Mr. Vanderlip speaks, of course, as a financier. But whether one is a financier, a reformer or a revolutionist, the facts that he points out are the facts that must be faced. No matter what our theories or our faiths, these facts stand, they grow increasingly ominous, and the necessity that they be dealt with grows more insistent.

What do these facts mean to America -- to the people of America? They mean, first of all, that upon America will be made increasing demands for food for Europe. We have already been supplying England, France and a great part of Italy. Plans are already under way to "feed Germany" if a peace satisfactory to those in power, politically and commercially, is made.

We know, too, that while supplying food to England and France, we went through a period of scarcity and unprecedented high prices. We know that this period was also marked by high mortality among the civilian population. Witness for instance, the influenza epidemic.

It is also to be remembered that America, like England, as long as this nation depends upon present means of production and distribution, will be forced to seek more and more markets and sources of raw materials. What else is the meaning of the expansion of the United States within the last generation? Why have we taken over Hawaii, the Philippines, Porto Rico, and why have we virtually held a protectorate over Cuba? Why is American capital so interested in Mexico? Why is it that we go to South America for much of our meat supply -- and only within the past few years? Why do American packers control much of the cattle and most of the packing industry in South America? What is the meaning of our heavy importations of rice? Is our situation different from that of England, except in degree?

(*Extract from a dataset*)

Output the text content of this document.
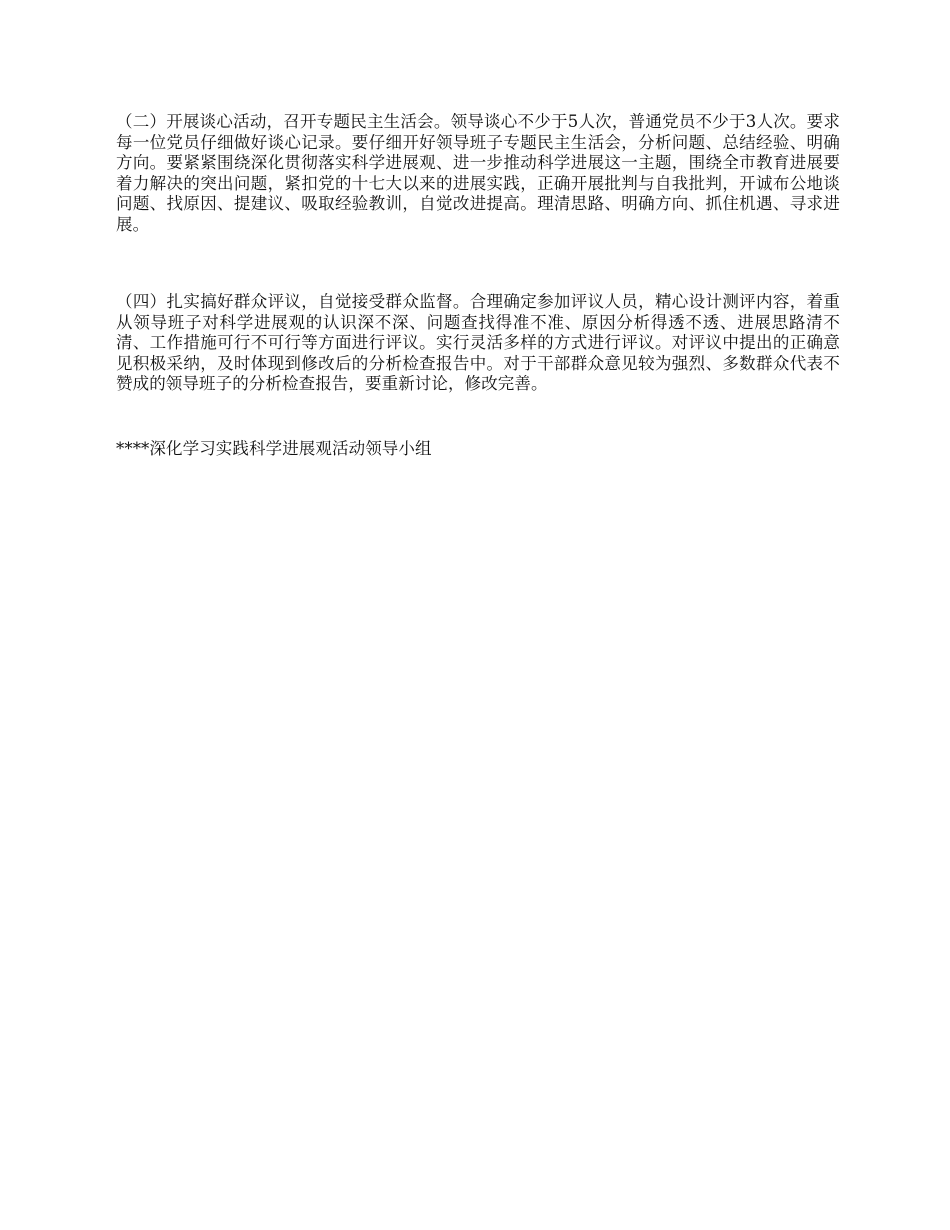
（二）开展谈心活动，召开专题民主生活会。领导谈心不少于5人次，普通党员不少于3人次。要求每一位党员仔细做好谈心记录。要仔细开好领导班子专题民主生活会，分析问题、总结经验、明确方向。要紧紧围绕深化贯彻落实科学进展观、进一步推动科学进展这一主题，围绕全市教育进展要着力解决的突出问题，紧扣党的十七大以来的进展实践，正确开展批判与自我批判，开诚布公地谈问题、找原因、提建议、吸取经验教训，自觉改进提高。理清思路、明确方向、抓住机遇、寻求进展。

（四）扎实搞好群众评议，自觉接受群众监督。合理确定参加评议人员，精心设计测评内容，着重从领导班子对科学进展观的认识深不深、问题查找得准不准、原因分析得透不透、进展思路清不清、工作措施可行不可行等方面进行评议。实行灵活多样的方式进行评议。对评议中提出的正确意见积极采纳，及时体现到修改后的分析检查报告中。对于干部群众意见较为强烈、多数群众代表不赞成的领导班子的分析检查报告，要重新讨论，修改完善。

****深化学习实践科学进展观活动领导小组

A look at our populations statistics may shed some light upon the question. In 1880 our population was a little over 50,000,000. Ten years later it had increased to approximately 63,000,000. In 1900 it was approximately 76,000,000. In 1910 it lacked but a few thousand of 93,000,000. Now it is estimated at 106,000,000. It has more than doubled itself in thirty-eight years. The rate of increase for the twenty years between 1890 and 1910 was approximately 21 per cent. At this rate, we will have 200,000,000 people in 1950! While only a generation ago, we began reaching out for imports to add to the stock of foods produced at home.

It is well understood that one of the causes of the World War was the rapid increase in the German and Russian populations. The German population grew from 41,000,000 in 1871 to 67,000,000 in 1918. It increased 60 per cent in forty-seven years and made a world cataclysm inevitable because it did not produce sufficient food to sustain its tremendously increasing numbers.

It took Russia, with the highest birth rate in Europe, forty years -- from 1871 to 1911--to increase her population 77 per cent. In but 38 years, we have more than doubled our own population. It took Japan sixty-five years to double her population, and her government has been making a studied effort to increase the number of Japanese.

In view of these facts. it is high time for people living in America to give careful attention to the population problem. It is especially important that those of us who advocate Birth Control should at once begin to make an intensive and exhaustive study of the subject. If England, with the most extensive colonial system in the world at her command, cannot take care of her few tightly packed millions, what will be the state of affairs when the United States, youngest, most powerful and most rapidly growing of the nations, with no more colonies to take except by force, shall have 200,000,000 or 300,000,000 people?